Una lengua viva que habita y crece

La tensión entre lenguas, esa migración voluntaria, forzada por las circunstancias o asumida sin más es una constante en nuestro Itinerancias. Normal: esa transición llega con el desplazamiento, con las pérdidas y hallazgos, con los procesos de arraigo. Habitar entre culturas es habitar entre lenguas, entre acentos, entre códigos lingüísticos, entre guiños que escapan la norma idiomática.

En Itinerancias hemos hablado de y con escritores y escritoras que mudaron su lengua materna para comenzar a narrar en otra (Sekiguchi, Mizubayashi, Čolić), que regresaron al refugio de sus palabras de origen (Kallifatides), que lloraron la pérdida de esa voz (Kristof), que tuvieron que aprender, en algún momento, una nueva manera de hablar y escribir (Igiaba Scego) o que, aun en el mismo idioma, transitan entre códigos que identifican territorios (Obligado, Neuman).

La asunción del cambio de lengua, la adopción de esa otra gramática, ese otro léxico, se acompasa con el ritmo de disolución en la cultura de recepción, en un tránsito que implica pérdidas y ganancias, adioses y bienvenidas. En Lengua viva (Nórdica), Polina Panassenko ilumina un proceso que ella vivió de niña; narra con la ternura y el humor del lenguaje de infancia sus abandonos y resistencias ante el francés que se le imponía fuera de casa y el ruso que se mantenía dentro de ella.

Para el migrante, la vida es, a fin de cuentas, caminar entre dos mundos. Y entre dos nombres. Con la naturalización francesa, Polina perdió su nombre ruso y “se le autorizó” a utilizar el francés Pauline. Ella, explica, quiere recuperar este nombre materno, “el que recibí al nacer. Sin ocultarlo, sin disfrazarlo, sin cambiarlo. Sin tenerle miedo”.

Porque Lengua viva, además de contarnos ese aprendizaje de lenguas, esa incorporación de palabras, de sonidos, de ritmos, ese encierro casero de las que ya sabíamos, ofrece una visión vivencial de las políticas de integración de las personas migrantes; alude a esa capacidad del estado francés de abrir brazos pero con condiciones.

La transformación de Poline en Pauline, dicen, favorece una integración que, bien puede ser una disolución en la que el disolvente (francés) disuelve el soluto (ruso). El resultado es una mezcla homogénea en la que el primero ha asumido la desaparición del segundo. Pero Polina se niega a sostener esta emulsión que le obliga a perder el nombre con el que siempre le han llamado en su casa.

Lengua viva no es solo la narración de una vida entre dos culturas, entre dos casas, entre dos familias: durante el curso en Francia, con compañeros, vecinos franceses; en verano en Moscú, en la dacha con sus abuelos, sus tíos. Lengua viva es memoria viva de los vínculos familiares, de las rutinas de un hogar, de las muertes tempranas que no se entienden.

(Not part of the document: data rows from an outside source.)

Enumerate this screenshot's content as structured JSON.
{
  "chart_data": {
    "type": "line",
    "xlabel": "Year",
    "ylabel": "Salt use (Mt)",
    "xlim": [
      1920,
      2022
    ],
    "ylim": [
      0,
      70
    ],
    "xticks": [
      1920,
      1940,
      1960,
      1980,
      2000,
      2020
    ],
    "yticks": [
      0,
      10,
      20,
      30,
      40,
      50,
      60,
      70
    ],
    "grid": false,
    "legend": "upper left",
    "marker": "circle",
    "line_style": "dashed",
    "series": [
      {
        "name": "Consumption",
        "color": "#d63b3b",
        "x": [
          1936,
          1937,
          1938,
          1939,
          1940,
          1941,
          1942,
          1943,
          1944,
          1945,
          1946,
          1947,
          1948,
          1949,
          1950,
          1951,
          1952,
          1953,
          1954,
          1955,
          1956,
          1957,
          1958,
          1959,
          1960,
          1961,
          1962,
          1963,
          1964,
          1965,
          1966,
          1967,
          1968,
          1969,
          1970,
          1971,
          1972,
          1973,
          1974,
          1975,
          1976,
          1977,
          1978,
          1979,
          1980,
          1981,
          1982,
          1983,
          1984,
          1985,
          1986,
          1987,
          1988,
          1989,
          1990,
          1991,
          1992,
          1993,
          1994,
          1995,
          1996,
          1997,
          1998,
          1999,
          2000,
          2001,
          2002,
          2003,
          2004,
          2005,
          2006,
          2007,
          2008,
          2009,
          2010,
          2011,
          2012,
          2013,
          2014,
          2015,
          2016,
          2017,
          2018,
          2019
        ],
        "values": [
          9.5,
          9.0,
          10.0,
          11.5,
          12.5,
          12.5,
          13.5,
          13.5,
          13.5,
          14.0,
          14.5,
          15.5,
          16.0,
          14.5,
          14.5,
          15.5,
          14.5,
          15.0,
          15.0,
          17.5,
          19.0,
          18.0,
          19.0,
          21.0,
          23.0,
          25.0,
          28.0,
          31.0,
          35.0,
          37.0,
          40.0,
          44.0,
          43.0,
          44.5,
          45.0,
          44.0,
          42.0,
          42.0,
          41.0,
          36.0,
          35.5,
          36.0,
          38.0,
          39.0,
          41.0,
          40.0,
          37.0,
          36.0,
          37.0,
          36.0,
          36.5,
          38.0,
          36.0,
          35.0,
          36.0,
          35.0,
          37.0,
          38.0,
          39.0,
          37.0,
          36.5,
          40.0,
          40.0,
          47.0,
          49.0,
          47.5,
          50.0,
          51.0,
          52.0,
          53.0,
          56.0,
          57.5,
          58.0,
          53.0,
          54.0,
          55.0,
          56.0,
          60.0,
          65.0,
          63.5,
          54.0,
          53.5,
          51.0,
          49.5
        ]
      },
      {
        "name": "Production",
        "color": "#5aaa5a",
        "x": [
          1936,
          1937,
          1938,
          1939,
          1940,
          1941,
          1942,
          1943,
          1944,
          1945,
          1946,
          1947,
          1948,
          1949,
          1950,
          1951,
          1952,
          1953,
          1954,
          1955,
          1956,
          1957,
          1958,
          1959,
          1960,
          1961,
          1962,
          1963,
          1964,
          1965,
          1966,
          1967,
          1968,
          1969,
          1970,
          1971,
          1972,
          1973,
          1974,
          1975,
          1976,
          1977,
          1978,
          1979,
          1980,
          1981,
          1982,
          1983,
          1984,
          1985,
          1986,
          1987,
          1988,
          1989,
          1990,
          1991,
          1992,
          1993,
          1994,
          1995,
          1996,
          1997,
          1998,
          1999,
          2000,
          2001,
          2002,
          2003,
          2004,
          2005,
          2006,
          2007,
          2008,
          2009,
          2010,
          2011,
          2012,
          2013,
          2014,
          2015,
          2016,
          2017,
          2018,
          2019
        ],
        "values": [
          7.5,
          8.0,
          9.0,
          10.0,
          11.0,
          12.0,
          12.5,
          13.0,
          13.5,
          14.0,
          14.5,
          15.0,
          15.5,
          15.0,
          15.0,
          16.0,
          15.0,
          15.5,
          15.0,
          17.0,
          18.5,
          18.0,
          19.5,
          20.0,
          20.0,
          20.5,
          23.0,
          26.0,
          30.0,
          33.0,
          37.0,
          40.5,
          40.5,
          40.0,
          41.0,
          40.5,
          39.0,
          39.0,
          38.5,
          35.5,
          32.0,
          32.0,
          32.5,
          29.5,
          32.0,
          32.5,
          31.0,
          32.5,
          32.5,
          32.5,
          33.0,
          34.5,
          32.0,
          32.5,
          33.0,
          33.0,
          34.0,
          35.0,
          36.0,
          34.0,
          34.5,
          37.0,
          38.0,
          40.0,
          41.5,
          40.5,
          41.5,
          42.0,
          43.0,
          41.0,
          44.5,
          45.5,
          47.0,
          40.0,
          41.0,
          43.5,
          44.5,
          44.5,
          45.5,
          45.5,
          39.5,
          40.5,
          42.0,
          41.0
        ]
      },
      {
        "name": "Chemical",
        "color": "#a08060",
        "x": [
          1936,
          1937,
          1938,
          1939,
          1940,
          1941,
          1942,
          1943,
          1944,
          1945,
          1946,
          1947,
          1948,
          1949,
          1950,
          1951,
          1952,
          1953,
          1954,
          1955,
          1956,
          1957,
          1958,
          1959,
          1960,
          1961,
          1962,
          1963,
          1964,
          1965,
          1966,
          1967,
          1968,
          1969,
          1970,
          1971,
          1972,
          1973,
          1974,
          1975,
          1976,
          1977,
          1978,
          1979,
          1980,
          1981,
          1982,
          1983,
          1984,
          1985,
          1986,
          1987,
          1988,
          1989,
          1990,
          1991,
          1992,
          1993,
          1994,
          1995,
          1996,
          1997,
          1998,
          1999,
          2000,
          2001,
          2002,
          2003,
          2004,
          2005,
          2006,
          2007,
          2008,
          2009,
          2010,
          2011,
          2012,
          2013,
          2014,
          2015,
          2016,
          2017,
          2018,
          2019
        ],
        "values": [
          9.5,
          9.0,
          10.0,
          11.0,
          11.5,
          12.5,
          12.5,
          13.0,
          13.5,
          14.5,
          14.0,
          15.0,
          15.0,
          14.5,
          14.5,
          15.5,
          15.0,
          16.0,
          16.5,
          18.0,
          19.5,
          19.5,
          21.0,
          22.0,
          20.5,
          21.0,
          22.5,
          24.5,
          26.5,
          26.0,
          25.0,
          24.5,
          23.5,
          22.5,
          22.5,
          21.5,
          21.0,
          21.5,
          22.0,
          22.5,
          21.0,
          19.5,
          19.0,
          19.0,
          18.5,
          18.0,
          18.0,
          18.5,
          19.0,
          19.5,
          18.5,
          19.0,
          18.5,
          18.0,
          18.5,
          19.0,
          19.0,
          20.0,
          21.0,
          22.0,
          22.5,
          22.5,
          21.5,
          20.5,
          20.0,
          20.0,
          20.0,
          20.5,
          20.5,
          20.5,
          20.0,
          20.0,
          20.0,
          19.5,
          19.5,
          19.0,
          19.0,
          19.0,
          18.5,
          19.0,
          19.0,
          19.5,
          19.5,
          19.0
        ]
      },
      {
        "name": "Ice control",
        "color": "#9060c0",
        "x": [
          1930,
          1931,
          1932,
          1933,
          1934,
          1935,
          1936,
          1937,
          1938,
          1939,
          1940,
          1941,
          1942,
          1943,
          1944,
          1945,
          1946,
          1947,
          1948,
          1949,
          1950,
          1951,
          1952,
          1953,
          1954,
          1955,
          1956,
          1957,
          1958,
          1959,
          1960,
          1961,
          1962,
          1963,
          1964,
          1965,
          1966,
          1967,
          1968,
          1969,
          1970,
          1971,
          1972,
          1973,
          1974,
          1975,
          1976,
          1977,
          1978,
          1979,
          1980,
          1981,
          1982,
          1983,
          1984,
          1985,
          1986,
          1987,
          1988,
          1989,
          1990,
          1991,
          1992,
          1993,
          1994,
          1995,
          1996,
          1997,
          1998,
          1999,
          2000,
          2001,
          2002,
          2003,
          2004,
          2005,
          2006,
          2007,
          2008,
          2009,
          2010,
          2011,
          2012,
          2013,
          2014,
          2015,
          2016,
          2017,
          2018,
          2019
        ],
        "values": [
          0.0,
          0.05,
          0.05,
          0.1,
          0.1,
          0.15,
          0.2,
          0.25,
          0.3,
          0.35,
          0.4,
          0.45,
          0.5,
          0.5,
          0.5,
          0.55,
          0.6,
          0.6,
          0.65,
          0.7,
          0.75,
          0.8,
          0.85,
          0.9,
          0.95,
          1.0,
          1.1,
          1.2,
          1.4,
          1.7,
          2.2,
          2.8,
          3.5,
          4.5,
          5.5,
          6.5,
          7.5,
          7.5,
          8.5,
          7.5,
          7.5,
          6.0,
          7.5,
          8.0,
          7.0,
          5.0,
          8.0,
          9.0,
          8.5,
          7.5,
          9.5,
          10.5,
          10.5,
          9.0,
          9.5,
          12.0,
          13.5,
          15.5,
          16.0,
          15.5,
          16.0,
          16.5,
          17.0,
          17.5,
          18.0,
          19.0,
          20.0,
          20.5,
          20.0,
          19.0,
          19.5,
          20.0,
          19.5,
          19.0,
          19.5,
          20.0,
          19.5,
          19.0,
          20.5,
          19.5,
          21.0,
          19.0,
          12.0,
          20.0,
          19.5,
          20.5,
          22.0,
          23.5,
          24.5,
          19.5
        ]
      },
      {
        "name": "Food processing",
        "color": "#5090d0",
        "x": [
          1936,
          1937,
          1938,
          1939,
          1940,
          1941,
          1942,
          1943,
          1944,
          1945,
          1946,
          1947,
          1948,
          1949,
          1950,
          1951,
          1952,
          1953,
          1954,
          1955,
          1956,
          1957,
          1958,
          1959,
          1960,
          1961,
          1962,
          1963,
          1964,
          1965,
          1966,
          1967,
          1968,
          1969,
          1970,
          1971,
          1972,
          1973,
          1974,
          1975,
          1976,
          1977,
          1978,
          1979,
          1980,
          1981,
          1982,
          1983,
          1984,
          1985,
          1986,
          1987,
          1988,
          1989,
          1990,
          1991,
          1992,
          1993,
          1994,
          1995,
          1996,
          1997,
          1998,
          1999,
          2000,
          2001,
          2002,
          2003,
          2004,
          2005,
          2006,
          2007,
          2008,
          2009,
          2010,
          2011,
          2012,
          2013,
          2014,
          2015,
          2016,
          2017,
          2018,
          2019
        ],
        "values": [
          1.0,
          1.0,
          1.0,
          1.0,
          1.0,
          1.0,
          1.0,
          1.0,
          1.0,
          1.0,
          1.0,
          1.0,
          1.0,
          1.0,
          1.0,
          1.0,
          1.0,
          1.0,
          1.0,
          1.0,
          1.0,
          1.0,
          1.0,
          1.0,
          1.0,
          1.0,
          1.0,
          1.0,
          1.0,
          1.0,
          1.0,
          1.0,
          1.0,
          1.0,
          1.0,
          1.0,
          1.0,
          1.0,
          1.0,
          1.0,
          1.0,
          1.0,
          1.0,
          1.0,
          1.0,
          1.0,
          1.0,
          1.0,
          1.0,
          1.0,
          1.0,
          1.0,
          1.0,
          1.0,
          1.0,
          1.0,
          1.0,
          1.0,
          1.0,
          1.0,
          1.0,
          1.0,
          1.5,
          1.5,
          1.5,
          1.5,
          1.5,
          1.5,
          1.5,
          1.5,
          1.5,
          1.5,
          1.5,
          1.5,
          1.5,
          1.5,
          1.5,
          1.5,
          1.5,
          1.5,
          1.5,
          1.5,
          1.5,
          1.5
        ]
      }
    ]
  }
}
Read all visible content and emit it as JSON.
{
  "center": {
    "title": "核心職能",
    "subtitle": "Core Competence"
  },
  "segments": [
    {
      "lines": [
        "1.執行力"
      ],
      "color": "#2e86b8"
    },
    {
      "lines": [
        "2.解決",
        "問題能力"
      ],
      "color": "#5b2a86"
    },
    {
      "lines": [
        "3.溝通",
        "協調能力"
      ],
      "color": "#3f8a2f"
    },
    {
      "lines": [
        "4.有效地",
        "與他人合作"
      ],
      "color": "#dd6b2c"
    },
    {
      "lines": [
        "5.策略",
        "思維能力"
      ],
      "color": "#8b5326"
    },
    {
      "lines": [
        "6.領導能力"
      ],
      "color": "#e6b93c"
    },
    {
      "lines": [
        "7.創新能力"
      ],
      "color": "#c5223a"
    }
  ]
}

Panassenko narra su historia que es la historia de su familia, con amor, con humor, con una emoción entrañable, con el dolor que se calma en esos brazos. Y lo hace utilizando una lengua viva, sana, fresca, con una gran fuerza. Es una lengua que cruza la frontera Polina/Pauline para ser solo eso: propia.

Polina Panassenko (Moscú, 1989). Escritora, traductora y actriz franco-rusa. Por su primera novela, Lengua viva, ganó el Premio Femina des Lycéens en 2022. El 18 de noviembre de 2022, recibió una de las becas Emmanuèle Bernheim para apoyar la escritura de su próxima novela. Lengua viva también ha sido finalista de varios premios, entre ellos el Femina y el Wepler, y ha entrado en la selección del Prix Les Inrockuptibles, el Prix Première 2023 y el Prix Médicis.